Hard lessons from the Manchester attack

A personal reflection of Benjamin Tallis in the wake of the Manchester terrorist attack.

It was tough waking up to the terrible news from Manchester. So many dead and injured. The concert at the Manchester Arena seemingly chosen to target children and young teenagers.

As our family went about our morning routine it was very hard to hear the details of this cowardly and vile attack, which would be worthy of universal condemnation wherever it had taken place. But it didn't take place just anywhere, it happened in the city where I grew up and in an arena I have been to many times.

Going there to watch basketball and ice hockey was a memorable part of growing up in the city. It meant going on the trams, it meant being in the diverse crowds of the city.
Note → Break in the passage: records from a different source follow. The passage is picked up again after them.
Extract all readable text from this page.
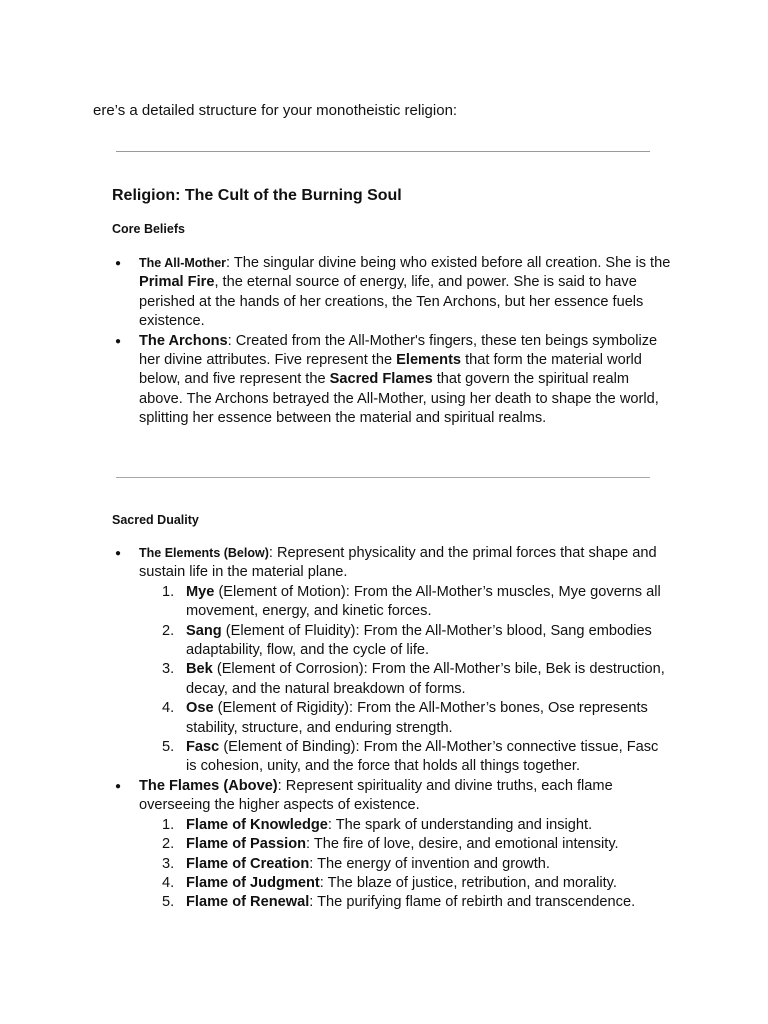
ere’s a detailed structure for your monotheistic religion:

Religion: The Cult of the Burning Soul
Core Beliefs
● The All-Mother: The singular divine being who existed before all creation. She is the Primal Fire, the eternal source of energy, life, and power. She is said to have perished at the hands of her creations, the Ten Archons, but her essence fuels existence.
● The Archons: Created from the All-Mother's fingers, these ten beings symbolize her divine attributes. Five represent the Elements that form the material world below, and five represent the Sacred Flames that govern the spiritual realm above. The Archons betrayed the All-Mother, using her death to shape the world, splitting her essence between the material and spiritual realms.
Sacred Duality
● The Elements (Below): Represent physicality and the primal forces that shape and sustain life in the material plane.
1. Mye (Element of Motion): From the All-Mother’s muscles, Mye governs all movement, energy, and kinetic forces.
2. Sang (Element of Fluidity): From the All-Mother’s blood, Sang embodies adaptability, flow, and the cycle of life.
3. Bek (Element of Corrosion): From the All-Mother’s bile, Bek is destruction, decay, and the natural breakdown of forms.
4. Ose (Element of Rigidity): From the All-Mother’s bones, Ose represents stability, structure, and enduring strength.
5. Fasc (Element of Binding): From the All-Mother’s connective tissue, Fasc is cohesion, unity, and the force that holds all things together.
● The Flames (Above): Represent spirituality and divine truths, each flame overseeing the higher aspects of existence.
1. Flame of Knowledge: The spark of understanding and insight.
2. Flame of Passion: The fire of love, desire, and emotional intensity.
3. Flame of Creation: The energy of invention and growth.
4. Flame of Judgment: The blaze of justice, retribution, and morality.
5. Flame of Renewal: The purifying flame of rebirth and transcendence.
Later, it meant being trusted to go to concerts there on my own.

It also meant that the city was safe for me to do so and the arena is a symbol of Manchester’s urban regeneration in the 1990s. I have so many good memories connected to that place, which made it all the harder to hear about those people who will now have very different memories of it. Or none at all.
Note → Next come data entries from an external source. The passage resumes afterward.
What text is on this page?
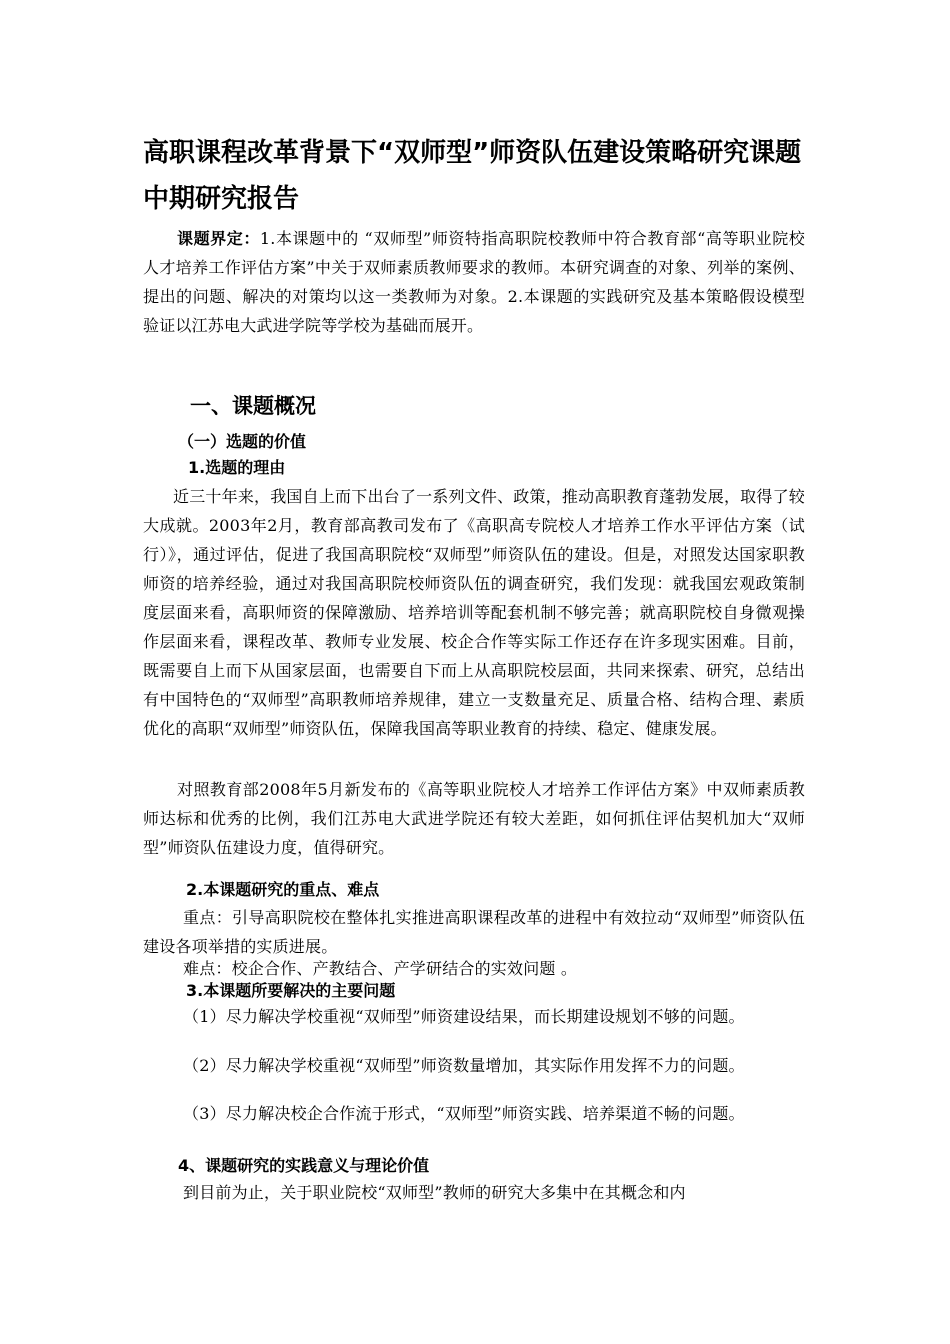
高职课程改革背景下“双师型”师资队伍建设策略研究课题中期研究报告

课题界定：1.本课题中的 “双师型”师资特指高职院校教师中符合教育部“高等职业院校人才培养工作评估方案”中关于双师素质教师要求的教师。本研究调查的对象、列举的案例、提出的问题、解决的对策均以这一类教师为对象。2.本课题的实践研究及基本策略假设模型验证以江苏电大武进学院等学校为基础而展开。

一、课题概况
（一）选题的价值
1.选题的理由

近三十年来，我国自上而下出台了一系列文件、政策，推动高职教育蓬勃发展，取得了较大成就。2003年2月，教育部高教司发布了《高职高专院校人才培养工作水平评估方案（试行）》，通过评估，促进了我国高职院校“双师型”师资队伍的建设。但是，对照发达国家职教师资的培养经验，通过对我国高职院校师资队伍的调查研究，我们发现：就我国宏观政策制度层面来看，高职师资的保障激励、培养培训等配套机制不够完善；就高职院校自身微观操作层面来看，课程改革、教师专业发展、校企合作等实际工作还存在许多现实困难。目前，既需要自上而下从国家层面，也需要自下而上从高职院校层面，共同来探索、研究，总结出有中国特色的“双师型”高职教师培养规律，建立一支数量充足、质量合格、结构合理、素质优化的高职“双师型”师资队伍，保障我国高等职业教育的持续、稳定、健康发展。

对照教育部2008年5月新发布的《高等职业院校人才培养工作评估方案》中双师素质教师达标和优秀的比例，我们江苏电大武进学院还有较大差距，如何抓住评估契机加大“双师型”师资队伍建设力度，值得研究。

2.本课题研究的重点、难点

重点：引导高职院校在整体扎实推进高职课程改革的进程中有效拉动“双师型”师资队伍建设各项举措的实质进展。

难点：校企合作、产教结合、产学研结合的实效问题 。

3.本课题所要解决的主要问题

（1）尽力解决学校重视“双师型”师资建设结果，而长期建设规划不够的问题。

（2）尽力解决学校重视“双师型”师资数量增加，其实际作用发挥不力的问题。

（3）尽力解决校企合作流于形式，“双师型”师资实践、培养渠道不畅的问题。

4、课题研究的实践意义与理论价值

到目前为止，关于职业院校“双师型”教师的研究大多集中在其概念和内
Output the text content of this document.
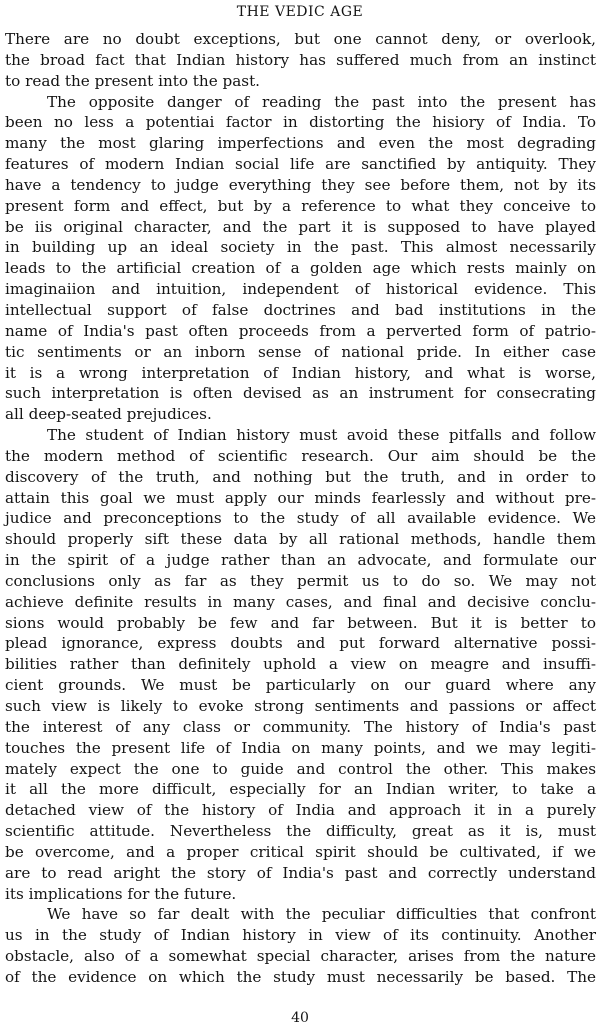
THE VEDIC AGE
There are no doubt exceptions, but one cannot deny, or overlook,
the broad fact that Indian history has suffered much from an instinct
to read the present into the past.
The opposite danger of reading the past into the present has
been no less a potentiai factor in distorting the hisiory of India. To
many the most glaring imperfections and even the most degrading
features of modern Indian social life are sanctified by antiquity. They
have a tendency to judge everything they see before them, not by its
present form and effect, but by a reference to what they conceive to
be iis original character, and the part it is supposed to have played
in building up an ideal society in the past. This almost necessarily
leads to the artificial creation of a golden age which rests mainly on
imaginaiion and intuition, independent of historical evidence. This
intellectual support of false doctrines and bad institutions in the
name of India's past often proceeds from a perverted form of patrio-
tic sentiments or an inborn sense of national pride. In either case
it is a wrong interpretation of Indian history, and what is worse,
such interpretation is often devised as an instrument for consecrating
all deep-seated prejudices.
The student of Indian history must avoid these pitfalls and follow
the modern method of scientific research. Our aim should be the
discovery of the truth, and nothing but the truth, and in order to
attain this goal we must apply our minds fearlessly and without pre-
judice and preconceptions to the study of all available evidence. We
should properly sift these data by all rational methods, handle them
in the spirit of a judge rather than an advocate, and formulate our
conclusions only as far as they permit us to do so. We may not
achieve definite results in many cases, and final and decisive conclu-
sions would probably be few and far between. But it is better to
plead ignorance, express doubts and put forward alternative possi-
bilities rather than definitely uphold a view on meagre and insuffi-
cient grounds. We must be particularly on our guard where any
such view is likely to evoke strong sentiments and passions or affect
the interest of any class or community. The history of India's past
touches the present life of India on many points, and we may legiti-
mately expect the one to guide and control the other. This makes
it all the more difficult, especially for an Indian writer, to take a
detached view of the history of India and approach it in a purely
scientific attitude. Nevertheless the difficulty, great as it is, must
be overcome, and a proper critical spirit should be cultivated, if we
are to read aright the story of India's past and correctly understand
its implications for the future.
We have so far dealt with the peculiar difficulties that confront
us in the study of Indian history in view of its continuity. Another
obstacle, also of a somewhat special character, arises from the nature
of the evidence on which the study must necessarily be based. The
40
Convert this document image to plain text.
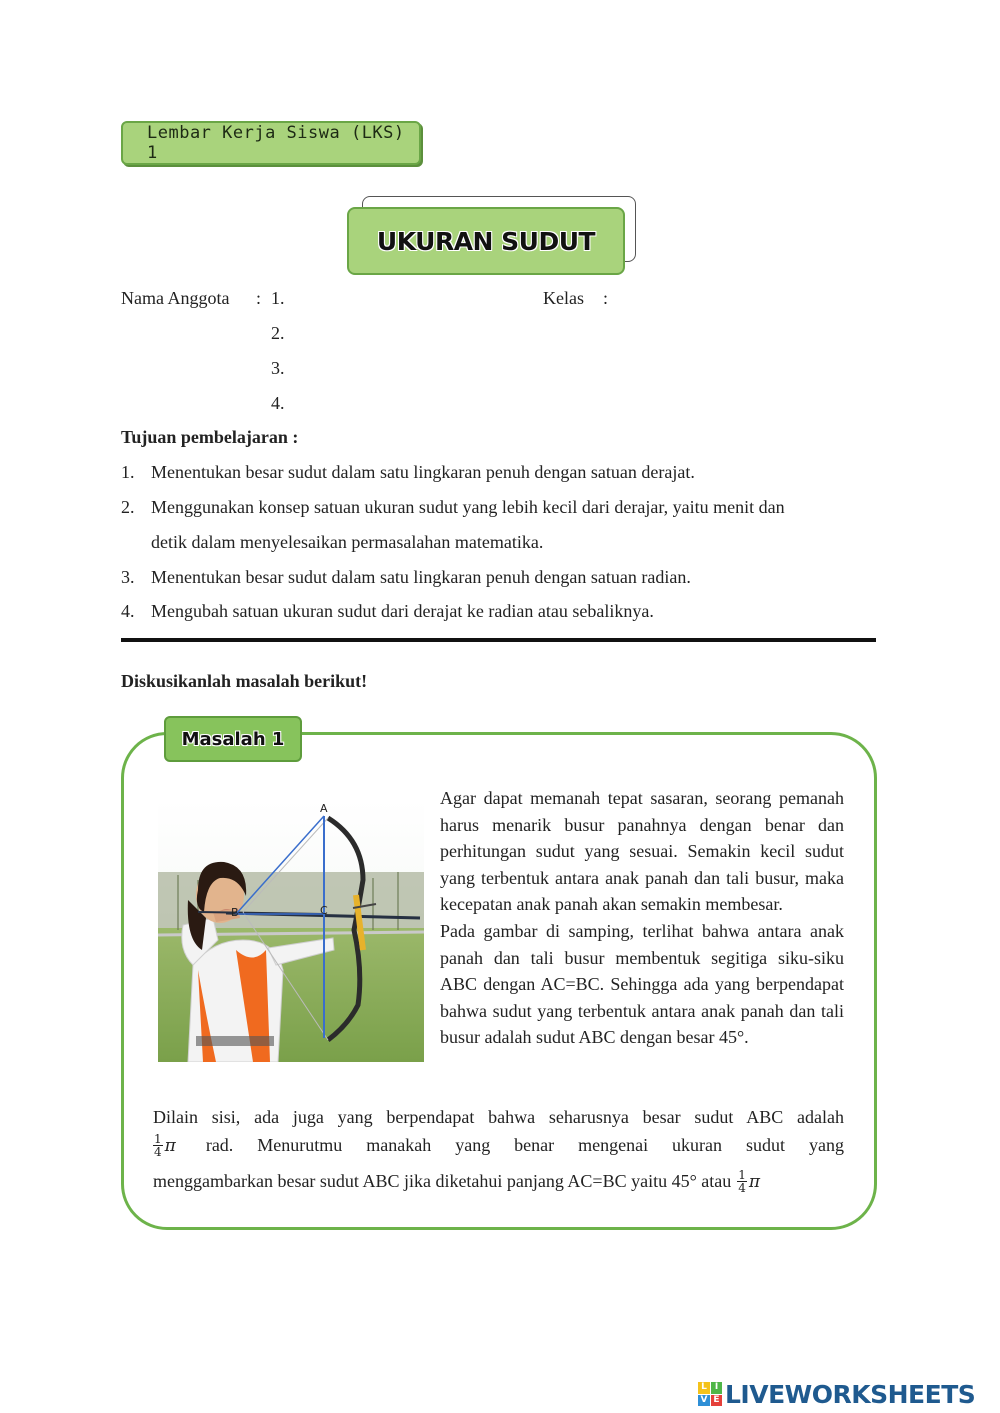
Lembar Kerja Siswa (LKS) 1
UKURAN SUDUT
Nama Anggota : 1.
2.
3.
4.
Kelas :
Tujuan pembelajaran :
1. Menentukan besar sudut dalam satu lingkaran penuh dengan satuan derajat.
2. Menggunakan konsep satuan ukuran sudut yang lebih kecil dari derajar, yaitu menit dan
detik dalam menyelesaikan permasalahan matematika.
3. Menentukan besar sudut dalam satu lingkaran penuh dengan satuan radian.
4. Mengubah satuan ukuran sudut dari derajat ke radian atau sebaliknya.
Diskusikanlah masalah berikut!
Masalah 1
A
B	C

Agar dapat memanah tepat sasaran, seorang pemanah harus menarik busur panahnya dengan benar dan perhitungan sudut yang sesuai. Semakin kecil sudut yang terbentuk antara anak panah dan tali busur, maka kecepatan anak panah akan semakin membesar.

Pada gambar di samping, terlihat bahwa antara anak panah dan tali busur membentuk segitiga siku-siku ABC dengan AC=BC. Sehingga ada yang berpendapat bahwa sudut yang terbentuk antara anak panah dan tali busur adalah sudut ABC dengan besar 45°.

Dilain sisi, ada juga yang berpendapat bahwa seharusnya besar sudut ABC adalah
$\frac{1}{4}$ π rad. Menurutmu manakah yang benar mengenai ukuran sudut yang
menggambarkan besar sudut ABC jika diketahui panjang AC=BC yaitu 45° atau $\frac{1}{4}$ π
L I
V E LIVEWORKSHEETS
It was difficult to listen to the interviews with distraught parents, to the terror that the BBC irresponsibly insisted on playing again and again. But it was also hard to listen to the immediate rush to judgement of many commentators, dog whistling about ‘certain communities’ while further stigmatising and alienating Muslims in the UK.

Whether this is politically motivated violence or the work of a psychologically disturbed individual (like the recent Westminster attack) we should not jump to conclusions nor to ill-considered ‘solutions’ that do more harm than good. There have already been calls for increased police funding but it would be better to reinforce the social and public services that are crucial to the integration (and flourishing) of all communities.

Other experts quickly called for increased security measures in large venues and public spaces. But fortifying the city is no answer – it’s incompatible with the kind of free, fulfilling and creative life that Manchester is famous for. Like any city, Manchester can never be 100% safe but that doesn't mean we should shut down what makes it special.

Manchester is, by some measures, the most diverse city in the Europe -and it feels like that. Growing up there, my classmates were called Iqbal and Ohandjanian as well as Wildsmith and I had friends called Arjang and Abdi as well as Gareth. From the arena to the famous ‘Curry Mile’ we explored the city and grew up together.

That kind of community only gets built the hard way - but thankfully it’s also hard to break and will survive this atrocity. Rather than prejudicial judgements and quick security fixes this is the hard lesson we should learn from the Manchester attack.

This article published by openDemocracy originally appeared in Czech in Hospodářské noviny.

Benjamin Tallis is a Senior Researcher at the Institute of International Relations Prague and Editor-in-Chief of the academic journal New Perspectives. He works on European and EU politics in general but particularly on the issues of security, identity, migration and borders.